United States Debussy, Saint-Saëns, Bach, Britten, Caplet: Bridget Kibbey (harp), Chad Hoopes (violin), Grace Park (violin), Matthew Lipman (viola), Mihai Marica (cello), Green-Wood Cemetery, Brooklyn. 7.8.2018. (DS)
Debussy – Danses Sacrée et Profane
Saint-Saëns – Fantasie
Bach – Toccata and Fugue in D Minor
Britten – Lachrymae
Caplet – Conte Fantastique
Usually, it’s a drag to discover that a thunderstorm will overtake one’s anticipated evening out. But it was quite the opposite on a recent Tuesday night at sunset, when audience members hurried through the looming Gothic gates of Brooklyn’s historic Green-Wood Cemetery, as lightning bolts flashed overhead.
The concert was the latest in The Angel’s Share, a series presented in the dark and moody, candle-lit corridor of the cemetery’s 19th-century catacombs. (The setting was worthy of any Brontë sister.)
Clad in a fitted red lace dress, Bridget Kibbey tuned her harp (explaining that it had absorbed humidity from recent storms) while the audience tiptoed to seats nestled in the ghostly, narrow passageway separating the family burial grottos of Van Rensselaer, Leary, and the like. Kibbey was soon joined by an exceptional string quartet (violinists Chad Hoopes and Grace Park, violist Matthew Lipman, and cellist Mihai Marica) for Debussy’s Danses Sacrée et Profane. The results were fascinating: the strings resounded with a deep, mellow tone, unlike what might be found in a concert hall. And the catacomb space blended the ensemble’s textures like no recording studio.
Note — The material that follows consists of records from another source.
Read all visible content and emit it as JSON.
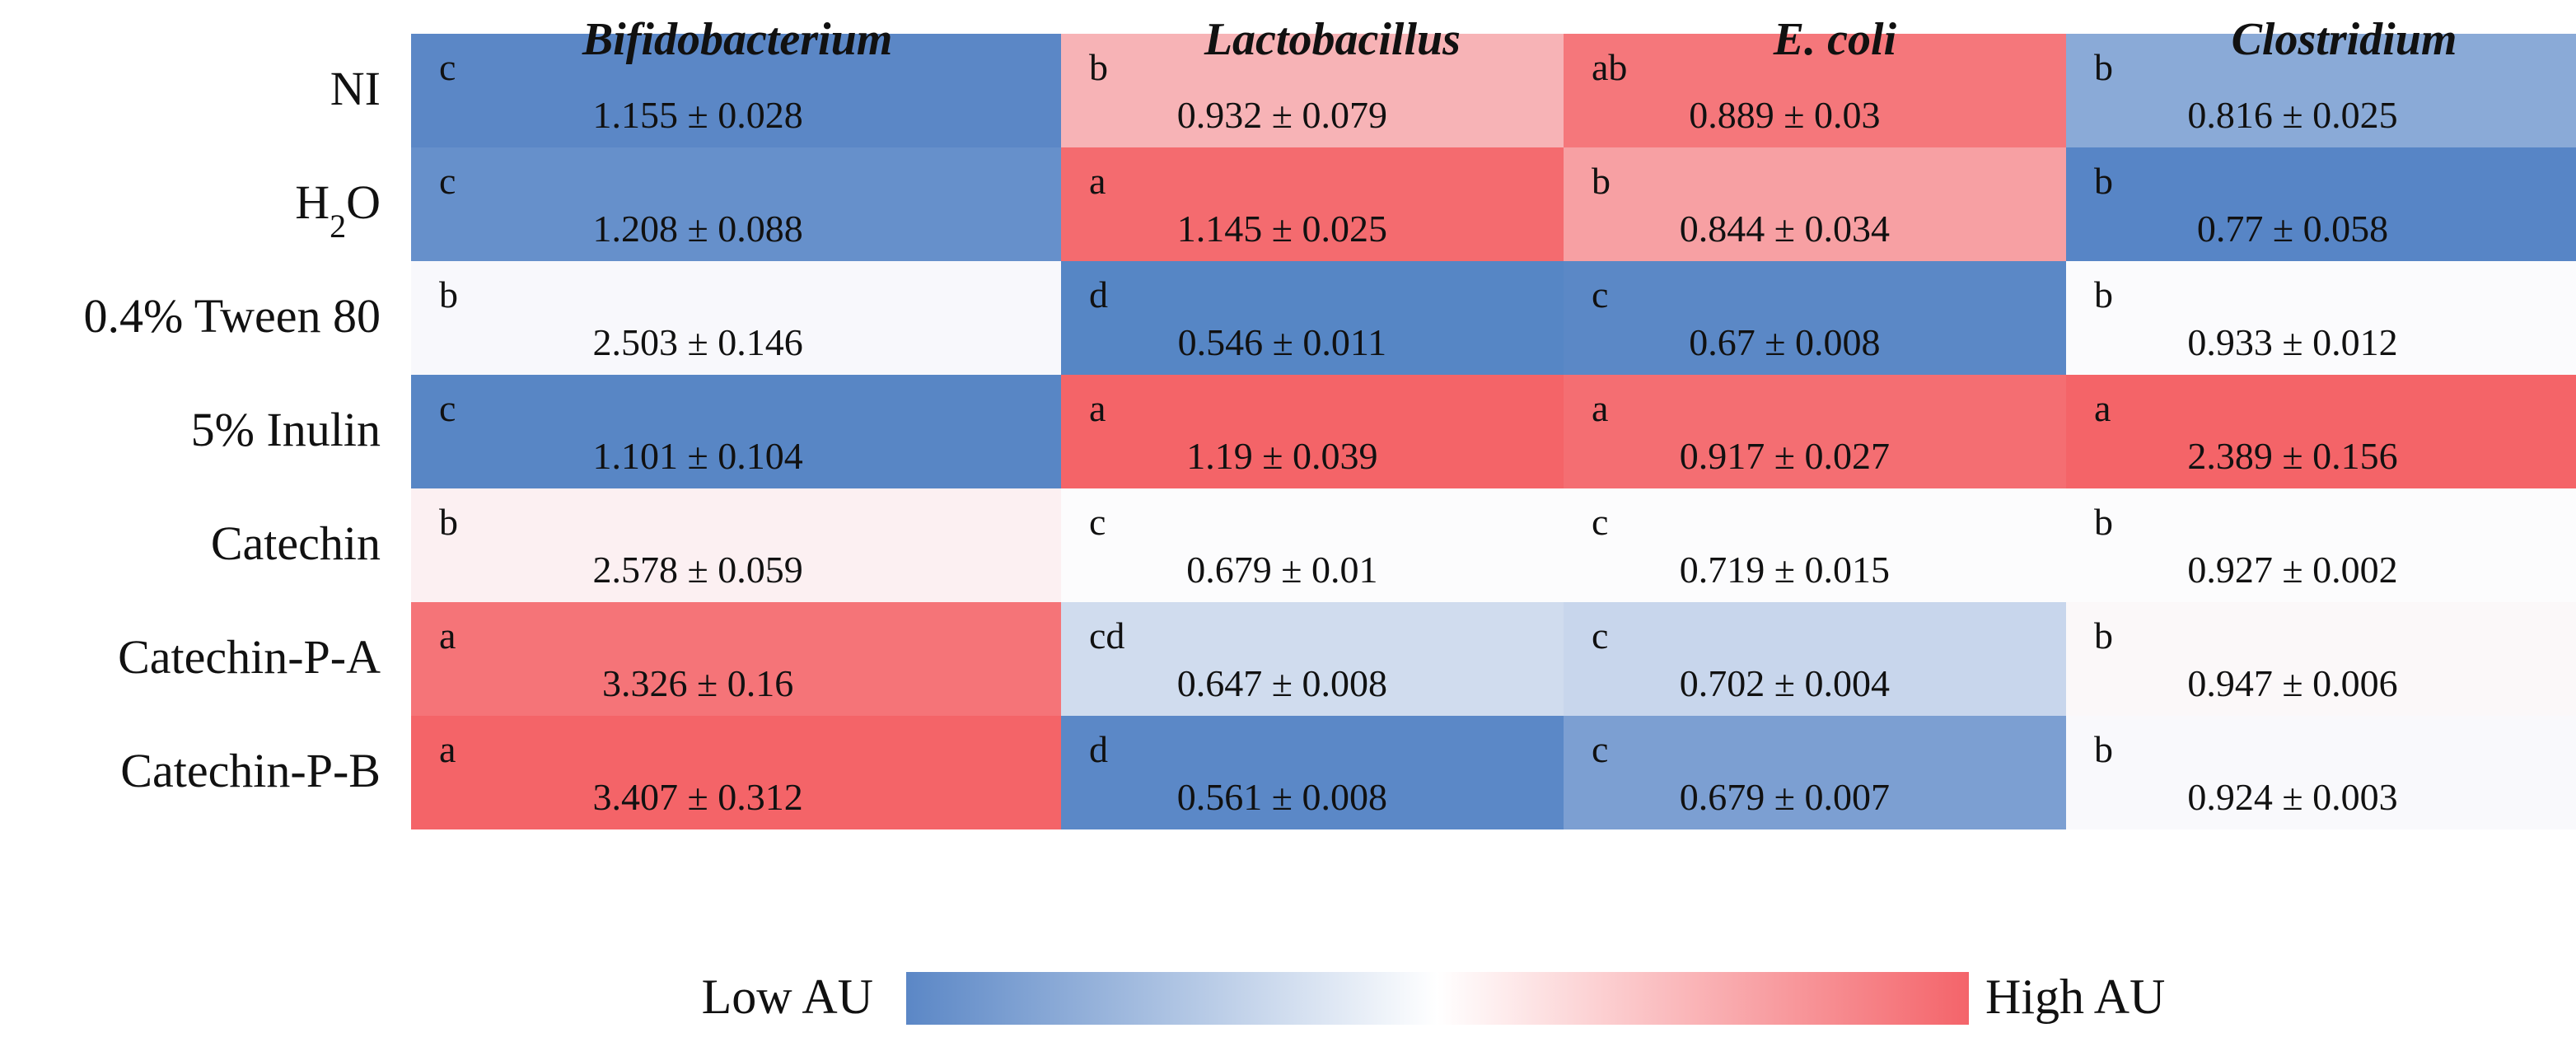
{
  "chart_data": {
    "type": "heatmap",
    "columns": [
      "Bifidobacterium",
      "Lactobacillus",
      "E. coli",
      "Clostridium"
    ],
    "rows": [
      {
        "label": "NI",
        "label_sub": ""
      },
      {
        "label": "H",
        "label_sub": "2",
        "label_tail": "O"
      },
      {
        "label": "0.4% Tween 80",
        "label_sub": ""
      },
      {
        "label": "5% Inulin",
        "label_sub": ""
      },
      {
        "label": "Catechin",
        "label_sub": ""
      },
      {
        "label": "Catechin-P-A",
        "label_sub": ""
      },
      {
        "label": "Catechin-P-B",
        "label_sub": ""
      }
    ],
    "values": [
      [
        1.155,
        0.932,
        0.889,
        0.816
      ],
      [
        1.208,
        1.145,
        0.844,
        0.77
      ],
      [
        2.503,
        0.546,
        0.67,
        0.933
      ],
      [
        1.101,
        1.19,
        0.917,
        2.389
      ],
      [
        2.578,
        0.679,
        0.719,
        0.927
      ],
      [
        3.326,
        0.647,
        0.702,
        0.947
      ],
      [
        3.407,
        0.561,
        0.679,
        0.924
      ]
    ],
    "value_labels": [
      [
        "1.155 ± 0.028",
        "0.932 ± 0.079",
        "0.889 ± 0.03",
        "0.816 ± 0.025"
      ],
      [
        "1.208 ± 0.088",
        "1.145 ± 0.025",
        "0.844 ± 0.034",
        "0.77 ± 0.058"
      ],
      [
        "2.503 ± 0.146",
        "0.546 ± 0.011",
        "0.67 ± 0.008",
        "0.933 ± 0.012"
      ],
      [
        "1.101 ± 0.104",
        "1.19 ± 0.039",
        "0.917 ± 0.027",
        "2.389 ± 0.156"
      ],
      [
        "2.578 ± 0.059",
        "0.679 ± 0.01",
        "0.719 ± 0.015",
        "0.927 ± 0.002"
      ],
      [
        "3.326 ± 0.16",
        "0.647 ± 0.008",
        "0.702 ± 0.004",
        "0.947 ± 0.006"
      ],
      [
        "3.407 ± 0.312",
        "0.561 ± 0.008",
        "0.679 ± 0.007",
        "0.924 ± 0.003"
      ]
    ],
    "letters": [
      [
        "c",
        "b",
        "ab",
        "b"
      ],
      [
        "c",
        "a",
        "b",
        "b"
      ],
      [
        "b",
        "d",
        "c",
        "b"
      ],
      [
        "c",
        "a",
        "a",
        "a"
      ],
      [
        "b",
        "c",
        "c",
        "b"
      ],
      [
        "a",
        "cd",
        "c",
        "b"
      ],
      [
        "a",
        "d",
        "c",
        "b"
      ]
    ],
    "cell_colors": [
      [
        "#5b87c6",
        "#f7b3b6",
        "#f5777b",
        "#8aaad7"
      ],
      [
        "#6690cb",
        "#f46b6f",
        "#f7a0a3",
        "#5785c6"
      ],
      [
        "#f8f8fc",
        "#5686c5",
        "#5b88c6",
        "#fbfbfd"
      ],
      [
        "#5886c5",
        "#f46468",
        "#f46e72",
        "#f46468"
      ],
      [
        "#fcf0f2",
        "#fcfcfd",
        "#fcfcfd",
        "#fcfcfd"
      ],
      [
        "#f57478",
        "#d0dcee",
        "#c8d6ec",
        "#fbf8f9"
      ],
      [
        "#f46468",
        "#5b88c7",
        "#7c9fd2",
        "#f9f9fc"
      ]
    ],
    "legend": {
      "low_label": "Low AU",
      "high_label": "High AU",
      "low_color": "#5b87c6",
      "mid_color": "#ffffff",
      "high_color": "#f4646a"
    }
  }
}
In Saint-Saëns’ Fantasie, a duo by for harp and violin, the sonorous grandeur of this Victorian grave continued to reveal itself. Kibbey and Hoopes conquered this late Romantic showpiece with fiery artistry and perfection of technique. But in this Gothic setting, they gave Fantasie a second identity of excitable struggle and anxiousness, juxtaposed with the quietude of those departed from this world to the next.
Kibbey also paired with Lipman for Britten’s Lachrymae. Lipman executed the composer’s diverse variations with a command of compositional understanding, both deeply expressed and communicative. When combined with Kibbey’s luscious strums, the duet resonated through the length of the eerie hallway.
Also on the program was Kibbey’s own heroic version of Bach’s Toccata and Fugue in D Minor, which she delivered with a plunge of gusto rivaling any organ. The whole ensemble finished with Caplet’s Conte Fantastique, a tone poem from the early 20th century based on Edgar Allan Poe’s The Masque of the Red Death. Unlike the frightened Prince Prospero in the story, the concert did not end with anyone’s demise. Nevertheless, Caplet’s dramatically gorgeous episode was nearly too perfect for this underground lair of the dead.